Periodic pre- and post-billing audits must ensure that billing is completed in an accurate and timely manner, and within the requirements.
The clinical documentation must be reviewed on a periodic basis to ensure that the documentation supports the services rendered and the billing submitted for such services.
Understanding the complexities of therapy services for Medicare beneficiaries — and particularly for beneficiaries in the skilled nursing setting — will ensure compliance with the requirements and avoid allegations of improper billing. Skilled therapy must support, maintain, and assist in the individual’s rehabilitation through an understanding of their abilities and expansion of their current capabilities. Medicare therapy must be medically necessary, with supportive documentation of service delivery.

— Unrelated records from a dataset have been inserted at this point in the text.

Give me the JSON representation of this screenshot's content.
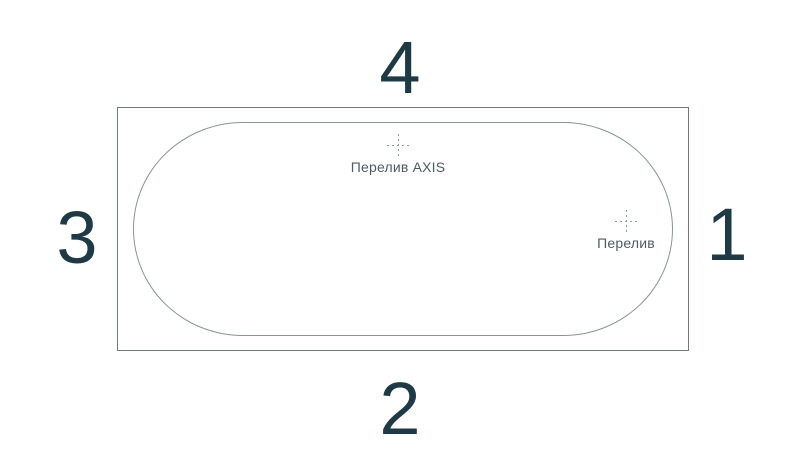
{
  "diagram": {
    "type": "bathtub-top-view",
    "sides": [
      {
        "number": "1",
        "position": "right"
      },
      {
        "number": "2",
        "position": "bottom"
      },
      {
        "number": "3",
        "position": "left"
      },
      {
        "number": "4",
        "position": "top"
      }
    ],
    "markers": [
      {
        "name": "overflow-axis",
        "label": "Перелив AXIS"
      },
      {
        "name": "overflow",
        "label": "Перелив"
      }
    ],
    "colors": {
      "background": "#ffffff",
      "number_text": "#1f3a44",
      "marker_text": "#4e5c63",
      "outer_outline": "#6d7c7a",
      "rim_outline": "#8a9492",
      "crosshair": "#8f9c9c"
    }
  }
}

Post-acute care leaders must advocate for the needs of the individual beneficiaries in their care, while balancing the complexities of medical necessity and billing requirements. Again, time will be the test of whether the FCA cases turn the focus away from the unnecessary therapy area for services that have been provided since 2013.
This column is not to be substituted for legal advice. Ms. Feldkamp practices in various aspects of health care, including long-term care survey and certification, health care acquisitions, physician and nurse practice, managed care and nursing related issues, and fraud and abuse. She is affiliated with Benesch Friedlander Coplan & Aronoff LLP of Columbus, OH.